Structural alterations of synthetic allophane under acidic conditions: Implications for understanding the acidification of allophanic Andosols

Acidification of allophanic Andosols has significant effects on their physicochemical properties and productivity. Understanding of the acidification and related effects is limited by the structural changes of allophane the major mineral composition of allophanic Andosols. In this work, we systematically investigated the structural stability of allophane and the mechanisms of structural changes under different acidic conditions (initial pH 4.0-2.0) by using chemical analysis, transmission electron microscopy, X-ray diffraction, Fourier-transform infrared spectroscopy, solid-state magic-angle-spinning nuclear magnetic resonance, and N-2 physisorption analysis. The results indicated that the structure of allophane was readily altered in acidic conditions. Acid leaching in conditions with initial pH > 3.0 only dissolved some polymerized silicates from allophane, enlarging the defect pores. By contrast, the dissolution of the imogolite-like local structure was observed in strongly acidic conditions (initial pH < 3.0) and released large amounts of Al and Si, which can further enlarge defect pores or even make hollow spherules collapse followed by the precipitation of amorphous silica. As a result, the microporous parameters increased, reaching maxima in Allo(2.2), while the total porosity and specific surface area of products decreased with the decrease of initial pH of the leaching solutions.

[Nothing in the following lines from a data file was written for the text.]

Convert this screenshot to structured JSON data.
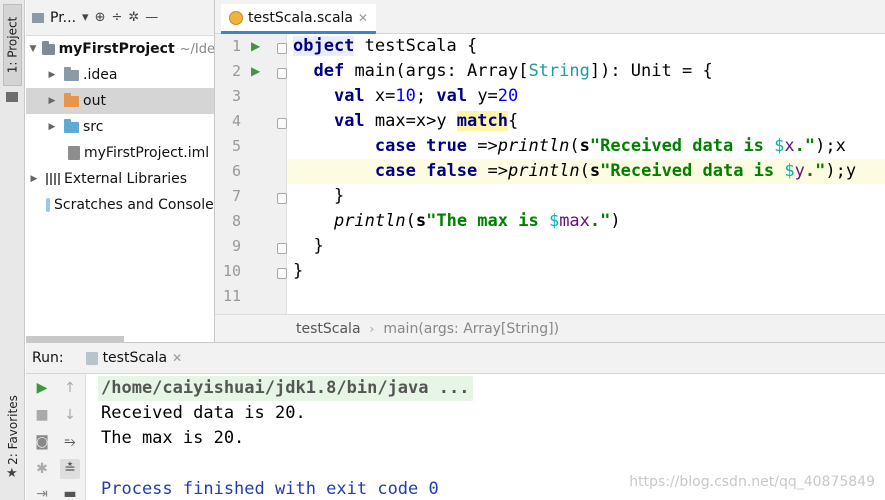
{
  "tool_strip": {
    "project_tab": "1: Project",
    "favorites_tab": "2: Favorites"
  },
  "project_panel": {
    "title": "Pr...",
    "tree": [
      {
        "label": "myFirstProject",
        "detail": "~/Ide",
        "icon": "folder-icon",
        "expanded": true
      },
      {
        "label": ".idea",
        "icon": "folder-icon"
      },
      {
        "label": "out",
        "icon": "folder-icon",
        "selected": true
      },
      {
        "label": "src",
        "icon": "folder-icon"
      },
      {
        "label": "myFirstProject.iml",
        "icon": "iml-file-icon"
      },
      {
        "label": "External Libraries",
        "icon": "library-icon"
      },
      {
        "label": "Scratches and Consoles",
        "icon": "scratches-icon"
      }
    ]
  },
  "editor": {
    "tab_label": "testScala.scala",
    "line_numbers": [
      "1",
      "2",
      "3",
      "4",
      "5",
      "6",
      "7",
      "8",
      "9",
      "10",
      "11"
    ],
    "current_line": "6",
    "breadcrumb": [
      "testScala",
      "main(args: Array[String])"
    ],
    "code": {
      "l1": {
        "k": "object",
        "t": " testScala {"
      },
      "l2": {
        "k": "def",
        "a": " main(args: Array[",
        "ty": "String",
        "b": "]): Unit = {"
      },
      "l3": {
        "k1": "val",
        "a": " x=",
        "n1": "10",
        "b": "; ",
        "k2": "val",
        "c": " y=",
        "n2": "20"
      },
      "l4": {
        "k": "val",
        "a": " max=x>y ",
        "m": "match",
        "b": "{"
      },
      "l5": {
        "k1": "case",
        "s1": " ",
        "k2": "true",
        "a": " =>",
        "f": "println",
        "b": "(",
        "s": "s",
        "q1": "\"Received data is ",
        "d": "$",
        "v": "x",
        "q2": ".\"",
        "c": ");x"
      },
      "l6": {
        "k1": "case",
        "s1": " ",
        "k2": "false",
        "a": " =>",
        "f": "println",
        "b": "(",
        "s": "s",
        "q1": "\"Received data is ",
        "d": "$",
        "v": "y",
        "q2": ".\"",
        "c": ");y"
      },
      "l7": {
        "t": "}"
      },
      "l8": {
        "f": "println",
        "b": "(",
        "s": "s",
        "q1": "\"The max is ",
        "d": "$",
        "v": "max",
        "q2": ".\"",
        "c": ")"
      },
      "l9": {
        "t": "}"
      },
      "l10": {
        "t": "}"
      }
    }
  },
  "run_panel": {
    "label": "Run:",
    "tab_label": "testScala",
    "output": [
      "/home/caiyishuai/jdk1.8/bin/java ...",
      "Received data is 20.",
      "The max is 20.",
      "",
      "Process finished with exit code 0"
    ],
    "watermark": "https://blog.csdn.net/qq_40875849"
  }
}
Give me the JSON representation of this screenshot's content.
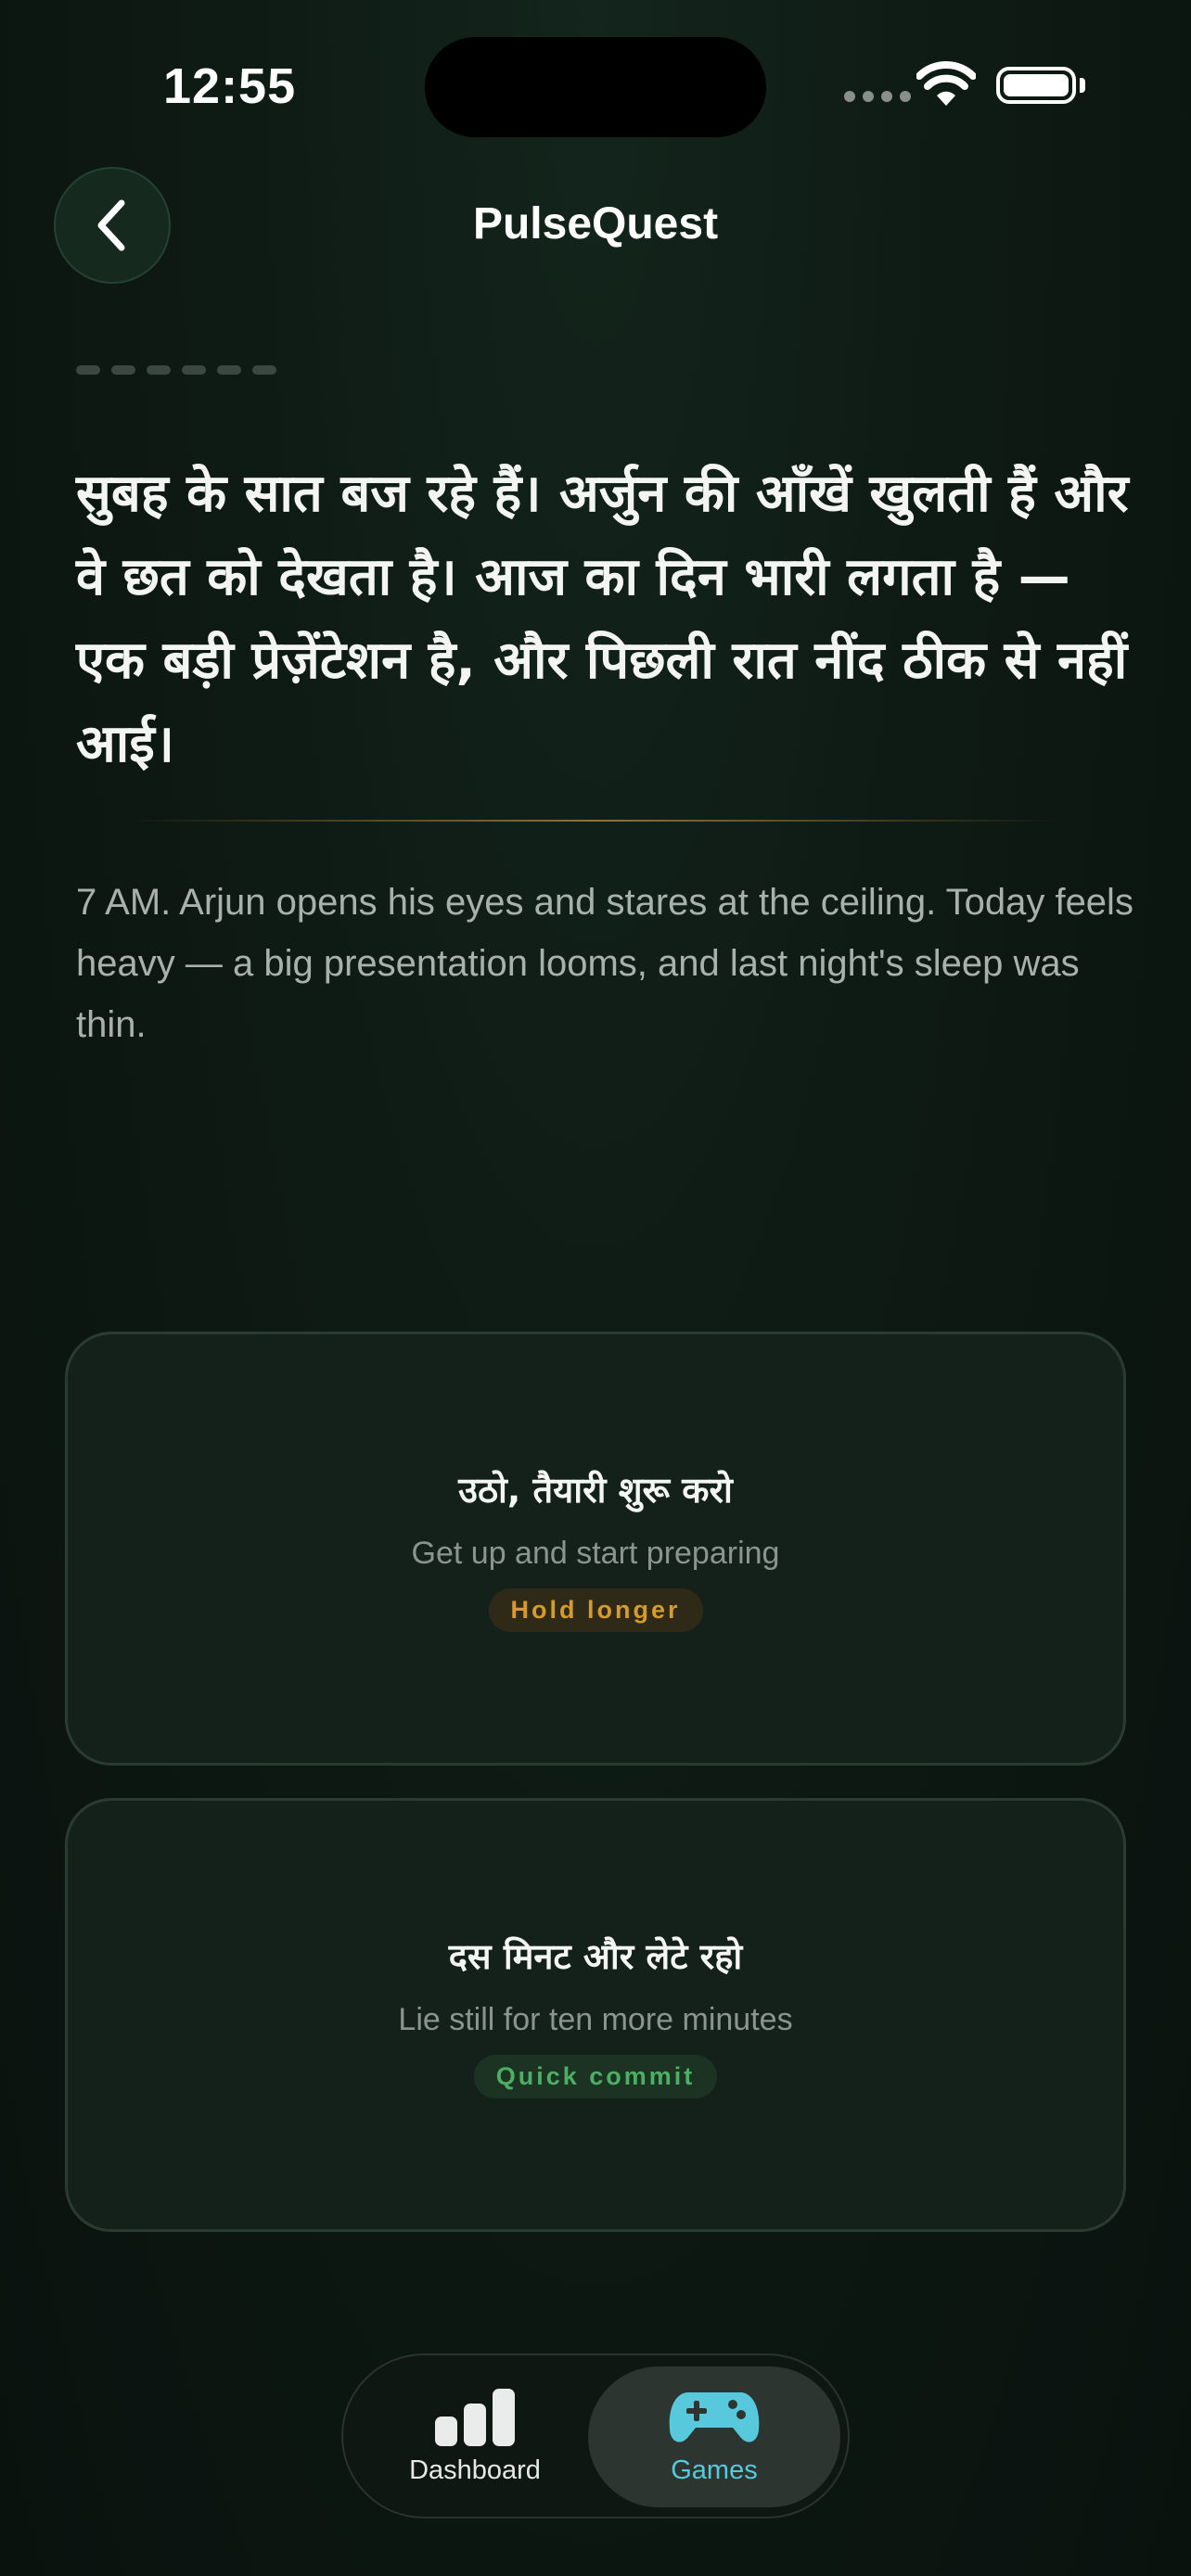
{
  "status_bar": {
    "time": "12:55"
  },
  "header": {
    "title": "PulseQuest",
    "back_icon": "chevron-left-icon"
  },
  "story": {
    "progress_steps": 6,
    "text_hindi": "सुबह के सात बज रहे हैं। अर्जुन की आँखें खुलती हैं और वे छत को देखता है। आज का दिन भारी लगता है — एक बड़ी प्रेज़ेंटेशन है, और पिछली रात नींद ठीक से नहीं आई।",
    "text_english": "7 AM. Arjun opens his eyes and stares at the ceiling. Today feels heavy — a big presentation looms, and last night's sleep was thin."
  },
  "choices": [
    {
      "title": "उठो, तैयारी शुरू करो",
      "subtitle": "Get up and start preparing",
      "tag": "Hold longer",
      "tag_color": "#d79a2e"
    },
    {
      "title": "दस मिनट और लेटे रहो",
      "subtitle": "Lie still for ten more minutes",
      "tag": "Quick commit",
      "tag_color": "#4caf64"
    }
  ],
  "tab_bar": {
    "items": [
      {
        "label": "Dashboard",
        "icon": "bar-chart-icon",
        "active": false
      },
      {
        "label": "Games",
        "icon": "gamepad-icon",
        "active": true
      }
    ],
    "active_color": "#58c9dc"
  }
}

These changes are supposed to diminish the adsorption and storage capacities of guest species of allophane. These findings suggest that the rapid responsiveness of allophane to acid supposedly plays a crucial role in the acid buffering capacity of allophanic Andosols and that the structural destruction of allophane may significantly contribute to Al toxicity and to breaking the porous structure of acidified allophanic Andosols. For the management of allophanic Andosols, prudent measures should be taken to protect the allophane structure. And it is possible to restore the soil productivity of weakly acidified allophanic Andosols through soil remediation.